P.S. Reading your post reminded me of some verses from 2 Corinthians 3 and 4. I’ve written a post weaving my reflections in with selections from your post and portions of those chapters. I’m praying for you, and this post is part of my very wordy (sometimes confused) groaning, lamenting and celebrating the faithfulness of God on your behalf:
http://eclexia.wordpress.com/2007/11/11/radiating-with-the-glory-of-god/
Charity, You are radiating, and I (like l.l.) am simultaneously glad and humbled that your story is part of what gives me courage to live out my story. But, I’m also grieving that it has to be that way. I don’t know you; I’m thankful for the joy and encouragement God is giving you in the middle of it, but I still wish this cancer didn’t have to be part of your story. I wish it was, well, I guess, I wish what we know now was already like heaven.
a story. duh! That is so perfect for you. You tell a story so well. It’s so simple that I overthought it! 🙂
You’re in our thoughts and prayers, and here’s hoping you have a great Fall day!
Chills… I have chills of hope and of the sure knowledge of God’s goodness in all things as I read your words, Charity. Thank you so much for sharing your experience with us all. You amaze me. 🙂
Praying for a radiant end to your cancer story.
Miriam
Charity,
So good to see all this as a journey together. I look forward to the time when we’re all together in the new heaven and new earth. But now is the time when we can seek to pray and walk through these hard and troubling times together, in Jesus, and seek to reflect his glory together in “God ways” in this world. We all do need ptayer, but we especially band together to pray for you during this time in your life.
Thanks so much for your contfinued sharing. So glad you were encouraged yesterday.
The radiation afterglow Craver speaks of has reached Colorado, I feel it now.
We love interceeding and hearing reports, keep it up as best as you can.
With all the love and prayer I can muster up,
Carl
A chapter. That’s borderline GENIUS! And with so many of us loving books, why hadn’t I thought of that? (Don’t answer that.)
Now here’s something interesting. I am detecting zero rads, and yet you are causing your readers to glow. Very interesting indeed.
Still praying. 🙂
Nancy — So glad to be sharing the sunshine with you today. What a ministry for you today to sit with grandma. The past few days, friends and family have sat with me on the couch and rubbed my feet for hours. Such a humbling, gospel ministry to me in that moment.
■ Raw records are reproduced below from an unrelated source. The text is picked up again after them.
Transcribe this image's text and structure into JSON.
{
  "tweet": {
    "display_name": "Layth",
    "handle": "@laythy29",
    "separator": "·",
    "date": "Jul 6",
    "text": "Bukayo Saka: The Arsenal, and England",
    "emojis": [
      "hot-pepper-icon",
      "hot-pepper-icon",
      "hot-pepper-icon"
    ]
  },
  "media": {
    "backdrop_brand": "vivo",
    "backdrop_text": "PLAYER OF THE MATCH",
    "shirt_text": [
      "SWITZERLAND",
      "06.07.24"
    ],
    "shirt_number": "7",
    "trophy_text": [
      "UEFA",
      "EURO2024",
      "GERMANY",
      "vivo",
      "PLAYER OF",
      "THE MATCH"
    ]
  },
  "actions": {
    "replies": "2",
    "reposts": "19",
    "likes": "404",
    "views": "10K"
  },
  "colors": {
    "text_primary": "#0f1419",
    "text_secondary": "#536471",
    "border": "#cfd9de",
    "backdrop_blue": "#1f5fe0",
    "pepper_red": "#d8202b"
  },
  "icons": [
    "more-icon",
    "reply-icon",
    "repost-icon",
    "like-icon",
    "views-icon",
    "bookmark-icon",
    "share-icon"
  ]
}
LL — No tears! I am just happy to have a metaphor. And excitingly, some of that cornbread is starting to sound good! (Let’s hear it for the returning appetite!) I do know the pain of the sacred sorrow you are expressing, too. It’s an important part of the story.
Not fair. You’re making me weep just when I’m supposed to be making corn bread. I can’t stand that you are facing this, you know? I can’t stand it for you, and, as you so eloquently point out… it is part of my story now and I can’t stand that either. This is my “sacred sorrow” expressed today, which I trust He will translate to worship, because it’s the truth. It is.
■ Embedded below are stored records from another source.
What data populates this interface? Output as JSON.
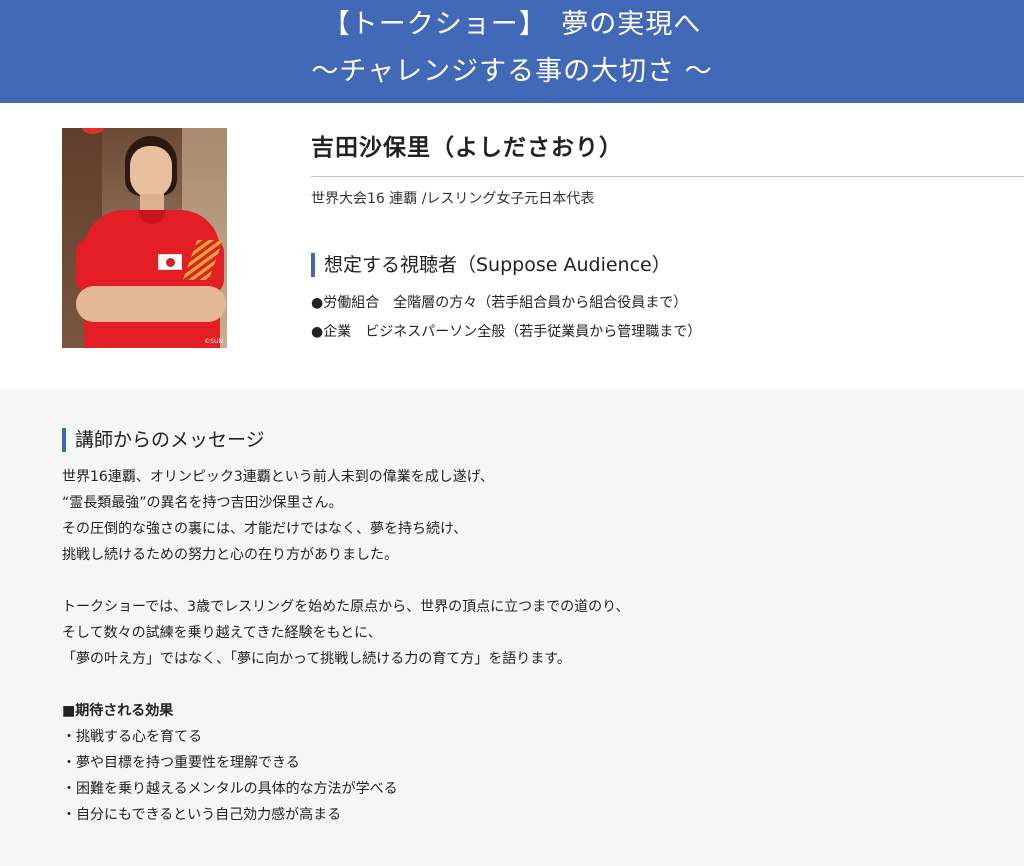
{
  "header": {
    "line1": "【トークショー】　夢の実現へ",
    "line2": "～チャレンジする事の大切さ ～"
  },
  "profile": {
    "photo_credit": "©SUN",
    "name": "吉田沙保里（よしださおり）",
    "title": "世界大会16 連覇 /レスリング女子元日本代表",
    "audience_heading": "想定する視聴者（Suppose Audience）",
    "audience_items": [
      "●労働組合　全階層の方々（若手組合員から組合役員まで）",
      "●企業　ビジネスパーソン全般（若手従業員から管理職まで）"
    ]
  },
  "message": {
    "heading": "講師からのメッセージ",
    "paragraph1": [
      "世界16連覇、オリンピック3連覇という前人未到の偉業を成し遂げ、",
      "“霊長類最強”の異名を持つ吉田沙保里さん。",
      "その圧倒的な強さの裏には、才能だけではなく、夢を持ち続け、",
      "挑戦し続けるための努力と心の在り方がありました。"
    ],
    "paragraph2": [
      "トークショーでは、3歳でレスリングを始めた原点から、世界の頂点に立つまでの道のり、",
      "そして数々の試練を乗り越えてきた経験をもとに、",
      "「夢の叶え方」ではなく、「夢に向かって挑戦し続ける力の育て方」を語ります。"
    ],
    "effects_title": "■期待される効果",
    "effects": [
      "・挑戦する心を育てる",
      "・夢や目標を持つ重要性を理解できる",
      "・困難を乗り越えるメンタルの具体的な方法が学べる",
      "・自分にもできるという自己効力感が高まる"
    ]
  },
  "colors": {
    "header_bg": "#4169b7",
    "accent_bar": "#4169b7",
    "message_bg": "#f6f6f6"
  }
}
sunny in indy today…i am watching grandma today while grandpa plays golf with peter (my husband, his son) grandma has altzhimers.(never sure of the spelling, sorry) and my 10 year old threw up last night so she is watching tv. cartoons and sipping on club soda. i am almost over my cold…just a little cough left and almost done with the tissues.
glad to see the sun out!
anyway, i want to tell you that you are a wonderful writer! i really enjoy reading your posts.